恐懼與求生欲壓倒了一切,郗慮他再也顧不得什麼天使威儀、名士頭銜,姿態放低,背駝了起來,腦袋往下低,聲音帶上了明顯的顫音與哀懇,『大將軍明鑑!下官……下官雖在山東,掛職侍御史,然……然實則如履薄冰,動輒得咎!曹氏專權,視天子如傀儡,待朝臣如隸卒!下官等名為漢臣,實同囚虜!山東士林,亦多受其迫,言路閉塞,忠良鉗口……下官久慕大將軍威德仁政,今日得見天顏,如撥雲霧!懇請大將軍垂憐,救下官於水火,救山東士民於倒懸啊!』

說罷,竟是以袖拭淚,做出一副深受迫害、苦大仇深的模樣。

他這番表演,若在某些場合,或能引得幾聲唏噓。

但在這裡,帳中諸將臉上多露出毫不掩飾的鄙夷之色。

斐潛靜靜地看著郗慮的表演,從高昂到攀附,再到哀懇,如同觀看一場乏味的戲劇。直到郗慮哭聲稍歇,他才再次開口,聲音依舊平穩,直接切入了最核心的問題,完全無視了郗慮之前所有的言辭和表演:『如此說來,郗御史在鞏縣,並未親眼見到曹丞相本人?』

郗慮的哭聲戛然而止,怔怔地抬頭,臉上淚痕猶在,卻滿是錯愕。

郗慮沒想到斐潛執問於此。

他仔細回想,在鞏縣那短暫而恐慌的停留中,似乎……

有心胡亂作答一番,卻對上了斐潛冷靜眼神,不由得縮得小些,遲疑說道:『應……應當未曾親見曹公本尊……只見曹子廉將軍接洽,傳達丞相……曹公之意。』

斐潛點了點頭,似乎對這個答案並不意外,也未深究。他不再看郗慮,轉而對其身旁一名文吏吩咐道:『帶郗御史下去休息,好生款待。詔書留下。』

沒有對詔書內容的駁斥,沒有對郗慮投誠表態的回應,甚至沒有對他這位『天使』的任何進一步問詢。

就這樣……

結束了?

兩名甲士上前,雖稱『請』,姿態卻不容拒絕。

郗慮茫然地被『請』出了大帳,手中那捲曾被他視為救命稻草或催命符的詔書,已被輕輕抽走。
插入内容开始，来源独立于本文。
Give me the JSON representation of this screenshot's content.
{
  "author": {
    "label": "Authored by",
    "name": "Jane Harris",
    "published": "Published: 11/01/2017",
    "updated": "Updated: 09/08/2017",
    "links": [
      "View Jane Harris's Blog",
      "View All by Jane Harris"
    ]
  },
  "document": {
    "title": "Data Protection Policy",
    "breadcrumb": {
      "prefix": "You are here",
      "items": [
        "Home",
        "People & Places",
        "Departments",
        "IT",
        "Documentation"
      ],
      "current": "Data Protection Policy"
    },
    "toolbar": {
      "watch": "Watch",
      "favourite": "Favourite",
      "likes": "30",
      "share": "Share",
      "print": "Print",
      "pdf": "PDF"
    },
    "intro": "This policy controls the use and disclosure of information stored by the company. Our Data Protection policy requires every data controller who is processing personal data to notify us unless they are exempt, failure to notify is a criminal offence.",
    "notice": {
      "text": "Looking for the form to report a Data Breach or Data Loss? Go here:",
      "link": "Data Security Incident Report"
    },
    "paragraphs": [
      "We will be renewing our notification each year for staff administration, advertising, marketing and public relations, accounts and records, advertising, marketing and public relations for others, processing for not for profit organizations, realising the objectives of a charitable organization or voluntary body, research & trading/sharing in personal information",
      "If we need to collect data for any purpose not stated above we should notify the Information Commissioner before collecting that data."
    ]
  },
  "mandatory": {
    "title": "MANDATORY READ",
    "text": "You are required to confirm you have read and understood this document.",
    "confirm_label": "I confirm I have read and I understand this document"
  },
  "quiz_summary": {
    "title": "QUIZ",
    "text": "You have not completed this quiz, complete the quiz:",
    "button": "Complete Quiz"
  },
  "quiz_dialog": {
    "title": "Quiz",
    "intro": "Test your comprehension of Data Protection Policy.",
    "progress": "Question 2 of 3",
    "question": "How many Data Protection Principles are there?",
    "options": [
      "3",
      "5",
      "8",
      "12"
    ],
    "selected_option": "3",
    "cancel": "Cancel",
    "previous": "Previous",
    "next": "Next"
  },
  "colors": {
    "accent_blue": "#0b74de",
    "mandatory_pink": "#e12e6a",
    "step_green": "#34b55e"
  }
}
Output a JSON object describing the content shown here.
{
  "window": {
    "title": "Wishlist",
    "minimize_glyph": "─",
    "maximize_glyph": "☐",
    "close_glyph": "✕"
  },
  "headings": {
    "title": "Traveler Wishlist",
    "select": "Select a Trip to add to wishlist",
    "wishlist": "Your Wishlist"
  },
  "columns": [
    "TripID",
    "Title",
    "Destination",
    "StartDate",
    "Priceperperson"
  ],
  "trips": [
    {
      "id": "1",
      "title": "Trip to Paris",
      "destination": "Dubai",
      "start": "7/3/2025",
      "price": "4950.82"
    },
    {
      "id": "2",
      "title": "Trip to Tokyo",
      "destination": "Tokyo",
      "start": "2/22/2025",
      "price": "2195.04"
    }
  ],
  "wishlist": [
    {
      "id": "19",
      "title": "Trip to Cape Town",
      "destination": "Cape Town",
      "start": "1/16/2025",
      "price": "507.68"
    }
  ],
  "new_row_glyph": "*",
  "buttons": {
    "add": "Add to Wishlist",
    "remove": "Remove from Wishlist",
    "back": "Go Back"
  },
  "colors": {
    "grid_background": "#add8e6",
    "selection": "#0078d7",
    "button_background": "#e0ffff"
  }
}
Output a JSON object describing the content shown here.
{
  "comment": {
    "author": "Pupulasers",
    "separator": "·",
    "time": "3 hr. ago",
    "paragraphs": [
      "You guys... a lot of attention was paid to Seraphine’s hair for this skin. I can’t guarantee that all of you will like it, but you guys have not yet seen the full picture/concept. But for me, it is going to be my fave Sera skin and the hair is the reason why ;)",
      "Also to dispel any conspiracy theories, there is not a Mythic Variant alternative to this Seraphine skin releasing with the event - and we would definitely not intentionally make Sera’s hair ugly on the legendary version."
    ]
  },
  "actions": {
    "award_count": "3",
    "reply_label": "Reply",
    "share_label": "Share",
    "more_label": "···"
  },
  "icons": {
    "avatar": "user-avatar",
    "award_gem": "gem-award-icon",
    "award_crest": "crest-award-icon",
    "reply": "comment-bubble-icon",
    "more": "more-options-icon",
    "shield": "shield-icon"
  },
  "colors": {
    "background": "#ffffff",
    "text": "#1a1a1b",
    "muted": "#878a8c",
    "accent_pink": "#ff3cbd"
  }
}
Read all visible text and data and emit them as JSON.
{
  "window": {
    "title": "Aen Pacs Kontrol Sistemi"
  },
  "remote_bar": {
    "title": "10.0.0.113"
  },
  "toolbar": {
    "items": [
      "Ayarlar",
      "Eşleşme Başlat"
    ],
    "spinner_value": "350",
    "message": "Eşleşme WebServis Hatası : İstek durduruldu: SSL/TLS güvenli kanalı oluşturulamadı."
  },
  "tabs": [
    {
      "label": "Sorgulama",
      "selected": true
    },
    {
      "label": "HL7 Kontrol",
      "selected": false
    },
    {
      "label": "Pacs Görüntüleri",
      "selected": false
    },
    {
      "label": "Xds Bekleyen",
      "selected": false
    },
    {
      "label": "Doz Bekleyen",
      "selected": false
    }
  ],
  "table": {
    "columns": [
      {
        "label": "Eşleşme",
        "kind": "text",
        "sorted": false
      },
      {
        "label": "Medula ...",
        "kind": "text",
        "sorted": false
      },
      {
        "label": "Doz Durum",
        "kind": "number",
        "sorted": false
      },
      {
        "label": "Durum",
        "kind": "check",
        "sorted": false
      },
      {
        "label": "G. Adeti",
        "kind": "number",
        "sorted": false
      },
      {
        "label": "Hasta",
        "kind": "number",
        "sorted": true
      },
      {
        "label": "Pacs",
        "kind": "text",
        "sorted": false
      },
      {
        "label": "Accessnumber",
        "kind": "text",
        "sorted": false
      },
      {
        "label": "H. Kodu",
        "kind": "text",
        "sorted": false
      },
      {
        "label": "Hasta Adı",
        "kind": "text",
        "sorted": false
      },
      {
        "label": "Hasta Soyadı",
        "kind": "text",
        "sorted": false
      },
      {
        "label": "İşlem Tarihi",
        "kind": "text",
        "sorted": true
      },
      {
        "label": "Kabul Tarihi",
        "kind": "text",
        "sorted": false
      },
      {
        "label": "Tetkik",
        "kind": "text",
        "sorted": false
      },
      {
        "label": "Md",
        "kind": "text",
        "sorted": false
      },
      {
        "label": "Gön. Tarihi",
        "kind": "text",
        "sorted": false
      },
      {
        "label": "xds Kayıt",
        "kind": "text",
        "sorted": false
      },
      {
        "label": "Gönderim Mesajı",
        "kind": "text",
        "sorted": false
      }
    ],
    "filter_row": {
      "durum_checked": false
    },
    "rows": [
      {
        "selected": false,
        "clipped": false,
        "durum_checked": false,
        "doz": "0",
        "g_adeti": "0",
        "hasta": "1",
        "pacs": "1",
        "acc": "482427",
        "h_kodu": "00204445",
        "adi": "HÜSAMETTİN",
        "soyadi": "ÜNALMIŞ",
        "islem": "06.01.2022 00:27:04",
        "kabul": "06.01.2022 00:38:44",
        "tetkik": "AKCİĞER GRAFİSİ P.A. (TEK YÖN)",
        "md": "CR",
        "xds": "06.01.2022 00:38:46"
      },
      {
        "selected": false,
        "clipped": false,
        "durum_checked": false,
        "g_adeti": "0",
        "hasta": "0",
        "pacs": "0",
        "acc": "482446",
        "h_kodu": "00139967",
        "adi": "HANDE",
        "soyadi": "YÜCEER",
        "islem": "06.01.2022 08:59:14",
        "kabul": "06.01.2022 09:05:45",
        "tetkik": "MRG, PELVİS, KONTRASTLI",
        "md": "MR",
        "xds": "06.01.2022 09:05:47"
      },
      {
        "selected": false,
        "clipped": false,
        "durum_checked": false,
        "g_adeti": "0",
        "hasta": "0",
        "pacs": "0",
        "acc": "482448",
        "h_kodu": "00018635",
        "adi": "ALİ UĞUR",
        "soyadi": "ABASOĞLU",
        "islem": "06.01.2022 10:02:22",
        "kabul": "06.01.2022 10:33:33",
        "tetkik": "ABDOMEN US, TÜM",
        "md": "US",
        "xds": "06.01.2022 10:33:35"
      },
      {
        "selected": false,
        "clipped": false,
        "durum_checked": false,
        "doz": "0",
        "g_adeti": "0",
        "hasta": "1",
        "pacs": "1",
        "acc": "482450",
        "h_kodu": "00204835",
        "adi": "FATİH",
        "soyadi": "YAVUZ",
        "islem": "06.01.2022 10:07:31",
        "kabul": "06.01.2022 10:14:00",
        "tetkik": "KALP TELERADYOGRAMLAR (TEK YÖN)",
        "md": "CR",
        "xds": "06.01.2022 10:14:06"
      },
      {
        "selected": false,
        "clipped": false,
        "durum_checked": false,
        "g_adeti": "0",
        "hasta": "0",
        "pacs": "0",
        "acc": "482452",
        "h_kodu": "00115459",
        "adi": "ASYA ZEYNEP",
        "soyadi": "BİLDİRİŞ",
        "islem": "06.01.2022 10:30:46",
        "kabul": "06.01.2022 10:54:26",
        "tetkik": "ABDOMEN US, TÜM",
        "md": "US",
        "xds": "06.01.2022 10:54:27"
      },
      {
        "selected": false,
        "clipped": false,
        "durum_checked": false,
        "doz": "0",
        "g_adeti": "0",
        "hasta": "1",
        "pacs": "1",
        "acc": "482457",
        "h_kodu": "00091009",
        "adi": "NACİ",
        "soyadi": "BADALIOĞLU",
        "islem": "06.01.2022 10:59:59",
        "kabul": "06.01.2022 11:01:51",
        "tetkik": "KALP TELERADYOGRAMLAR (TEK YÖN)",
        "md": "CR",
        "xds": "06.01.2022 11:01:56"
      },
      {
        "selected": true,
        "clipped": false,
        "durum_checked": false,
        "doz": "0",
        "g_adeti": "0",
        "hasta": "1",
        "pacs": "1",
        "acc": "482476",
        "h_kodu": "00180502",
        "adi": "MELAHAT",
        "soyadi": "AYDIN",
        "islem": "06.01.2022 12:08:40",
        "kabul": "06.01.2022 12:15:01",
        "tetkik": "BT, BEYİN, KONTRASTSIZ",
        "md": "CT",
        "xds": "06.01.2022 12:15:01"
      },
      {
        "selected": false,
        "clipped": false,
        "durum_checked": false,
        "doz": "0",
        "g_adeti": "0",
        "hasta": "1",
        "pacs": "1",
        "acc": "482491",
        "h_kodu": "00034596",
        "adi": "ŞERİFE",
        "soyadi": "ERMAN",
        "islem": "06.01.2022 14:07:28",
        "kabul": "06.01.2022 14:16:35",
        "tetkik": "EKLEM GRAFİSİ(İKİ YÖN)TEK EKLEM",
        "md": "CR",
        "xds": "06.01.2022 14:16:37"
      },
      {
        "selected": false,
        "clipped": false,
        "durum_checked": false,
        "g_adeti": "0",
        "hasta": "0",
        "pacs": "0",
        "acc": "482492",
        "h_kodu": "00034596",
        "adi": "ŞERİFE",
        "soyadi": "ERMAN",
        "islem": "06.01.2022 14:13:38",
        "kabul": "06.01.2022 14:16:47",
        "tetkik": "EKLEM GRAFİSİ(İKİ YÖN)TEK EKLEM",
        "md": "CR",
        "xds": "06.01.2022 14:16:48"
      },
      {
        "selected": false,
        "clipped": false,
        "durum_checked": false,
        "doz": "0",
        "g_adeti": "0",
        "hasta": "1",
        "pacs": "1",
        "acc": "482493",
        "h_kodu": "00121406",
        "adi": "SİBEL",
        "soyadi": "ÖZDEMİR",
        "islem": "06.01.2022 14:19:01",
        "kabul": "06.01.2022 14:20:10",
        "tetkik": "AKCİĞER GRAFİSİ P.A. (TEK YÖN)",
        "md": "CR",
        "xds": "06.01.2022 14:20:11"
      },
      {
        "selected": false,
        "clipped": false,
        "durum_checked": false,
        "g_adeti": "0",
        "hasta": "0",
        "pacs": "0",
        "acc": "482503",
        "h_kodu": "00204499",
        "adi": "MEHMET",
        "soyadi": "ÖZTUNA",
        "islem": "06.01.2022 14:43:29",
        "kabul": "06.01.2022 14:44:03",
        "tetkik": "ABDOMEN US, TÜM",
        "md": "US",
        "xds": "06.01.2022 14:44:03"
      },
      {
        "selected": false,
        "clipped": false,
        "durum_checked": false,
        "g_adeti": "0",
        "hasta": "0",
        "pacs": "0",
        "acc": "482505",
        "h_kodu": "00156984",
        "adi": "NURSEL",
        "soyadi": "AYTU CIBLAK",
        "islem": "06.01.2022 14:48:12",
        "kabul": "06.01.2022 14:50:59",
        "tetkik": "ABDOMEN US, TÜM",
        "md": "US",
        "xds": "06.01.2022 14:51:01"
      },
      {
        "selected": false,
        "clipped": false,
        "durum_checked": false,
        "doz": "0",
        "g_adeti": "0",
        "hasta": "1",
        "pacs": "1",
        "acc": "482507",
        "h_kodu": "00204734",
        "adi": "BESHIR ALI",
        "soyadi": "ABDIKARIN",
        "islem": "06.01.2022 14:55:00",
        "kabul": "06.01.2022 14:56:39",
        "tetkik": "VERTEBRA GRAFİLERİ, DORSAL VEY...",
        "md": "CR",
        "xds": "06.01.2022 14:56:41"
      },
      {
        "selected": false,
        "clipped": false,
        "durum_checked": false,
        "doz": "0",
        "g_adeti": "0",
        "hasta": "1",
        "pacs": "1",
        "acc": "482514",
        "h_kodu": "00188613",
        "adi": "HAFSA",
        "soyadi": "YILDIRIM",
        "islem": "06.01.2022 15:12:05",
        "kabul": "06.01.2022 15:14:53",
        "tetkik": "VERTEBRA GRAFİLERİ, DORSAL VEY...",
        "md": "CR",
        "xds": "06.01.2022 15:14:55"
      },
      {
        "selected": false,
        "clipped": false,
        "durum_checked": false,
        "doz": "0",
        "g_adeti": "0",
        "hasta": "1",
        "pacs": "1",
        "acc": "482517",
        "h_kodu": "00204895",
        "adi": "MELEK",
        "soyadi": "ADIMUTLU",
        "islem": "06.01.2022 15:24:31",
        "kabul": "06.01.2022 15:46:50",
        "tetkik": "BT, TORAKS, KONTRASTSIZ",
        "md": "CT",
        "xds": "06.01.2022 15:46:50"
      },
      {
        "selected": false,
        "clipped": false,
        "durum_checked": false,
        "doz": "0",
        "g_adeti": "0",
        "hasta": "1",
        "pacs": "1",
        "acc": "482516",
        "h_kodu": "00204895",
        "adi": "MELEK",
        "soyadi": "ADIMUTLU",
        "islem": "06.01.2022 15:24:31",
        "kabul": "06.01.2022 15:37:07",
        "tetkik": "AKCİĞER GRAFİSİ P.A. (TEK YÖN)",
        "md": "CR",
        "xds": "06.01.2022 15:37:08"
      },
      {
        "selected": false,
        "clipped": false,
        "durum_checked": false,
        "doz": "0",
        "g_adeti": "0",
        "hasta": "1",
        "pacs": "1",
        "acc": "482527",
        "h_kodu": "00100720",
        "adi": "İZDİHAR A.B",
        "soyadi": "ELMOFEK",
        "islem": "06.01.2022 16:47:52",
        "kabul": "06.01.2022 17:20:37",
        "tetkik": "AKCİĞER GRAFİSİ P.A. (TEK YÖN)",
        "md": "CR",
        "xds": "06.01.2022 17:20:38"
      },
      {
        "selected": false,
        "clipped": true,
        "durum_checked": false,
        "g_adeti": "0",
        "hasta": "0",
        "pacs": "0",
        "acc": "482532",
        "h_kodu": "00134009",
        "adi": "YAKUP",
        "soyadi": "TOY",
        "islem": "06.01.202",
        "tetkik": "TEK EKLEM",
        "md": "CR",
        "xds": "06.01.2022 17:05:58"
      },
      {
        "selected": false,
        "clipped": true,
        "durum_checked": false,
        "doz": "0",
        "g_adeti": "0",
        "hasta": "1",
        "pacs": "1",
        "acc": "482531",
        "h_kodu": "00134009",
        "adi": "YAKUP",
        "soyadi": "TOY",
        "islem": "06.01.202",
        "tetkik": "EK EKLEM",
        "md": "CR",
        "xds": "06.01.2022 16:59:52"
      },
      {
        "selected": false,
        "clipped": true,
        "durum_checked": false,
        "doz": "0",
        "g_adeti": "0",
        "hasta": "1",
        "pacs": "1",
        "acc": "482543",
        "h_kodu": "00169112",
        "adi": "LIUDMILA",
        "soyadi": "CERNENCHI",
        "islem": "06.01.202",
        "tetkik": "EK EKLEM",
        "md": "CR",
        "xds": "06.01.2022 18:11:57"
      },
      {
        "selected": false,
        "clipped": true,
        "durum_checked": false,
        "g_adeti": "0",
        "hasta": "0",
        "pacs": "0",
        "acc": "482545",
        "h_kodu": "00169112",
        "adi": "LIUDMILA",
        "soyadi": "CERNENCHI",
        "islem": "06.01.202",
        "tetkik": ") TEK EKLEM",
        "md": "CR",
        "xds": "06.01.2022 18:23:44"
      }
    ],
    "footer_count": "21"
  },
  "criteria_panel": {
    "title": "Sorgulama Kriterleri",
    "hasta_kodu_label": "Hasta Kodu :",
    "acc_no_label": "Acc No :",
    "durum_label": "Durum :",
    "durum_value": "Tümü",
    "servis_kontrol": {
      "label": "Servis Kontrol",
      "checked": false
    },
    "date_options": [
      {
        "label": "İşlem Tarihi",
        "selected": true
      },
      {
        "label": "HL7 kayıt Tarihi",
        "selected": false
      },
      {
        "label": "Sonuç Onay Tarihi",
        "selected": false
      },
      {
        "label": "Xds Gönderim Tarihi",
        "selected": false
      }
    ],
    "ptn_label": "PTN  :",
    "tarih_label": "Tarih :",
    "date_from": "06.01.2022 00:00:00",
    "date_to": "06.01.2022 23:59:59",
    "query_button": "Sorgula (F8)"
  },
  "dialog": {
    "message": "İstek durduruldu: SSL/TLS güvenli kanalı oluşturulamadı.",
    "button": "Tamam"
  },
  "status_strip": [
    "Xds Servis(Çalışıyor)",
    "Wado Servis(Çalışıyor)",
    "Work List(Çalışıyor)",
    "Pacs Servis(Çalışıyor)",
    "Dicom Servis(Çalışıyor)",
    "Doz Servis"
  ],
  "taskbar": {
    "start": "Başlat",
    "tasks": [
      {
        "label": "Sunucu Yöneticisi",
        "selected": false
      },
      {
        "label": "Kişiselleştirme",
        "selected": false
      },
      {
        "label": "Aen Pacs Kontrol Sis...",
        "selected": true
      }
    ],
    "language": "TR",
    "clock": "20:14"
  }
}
帳外的寒風一吹,郗慮猛地打了個寒顫,忽然意識到,自己所有的身份、言辭、表演,在對方眼中,或許都毫無意義。

對方只關心一個最簡單、最實際的問題……

曹操在不在鞏縣。

而他甚至連這個問題的確切答案,似乎都無法提供。

豈不是……

一種比死亡更深的無力與荒謬感,瞬間淹沒了他。

郗慮原本以為自己是一枚重要的棋子,如今卻發現自己可能連棋子的分量都夠不上,只是一個在棋盤邊緣晃動了一下,旋即被無視的影子!

『呵……呵呵……』

郗慮苦笑著,感受到了透骨的寒涼。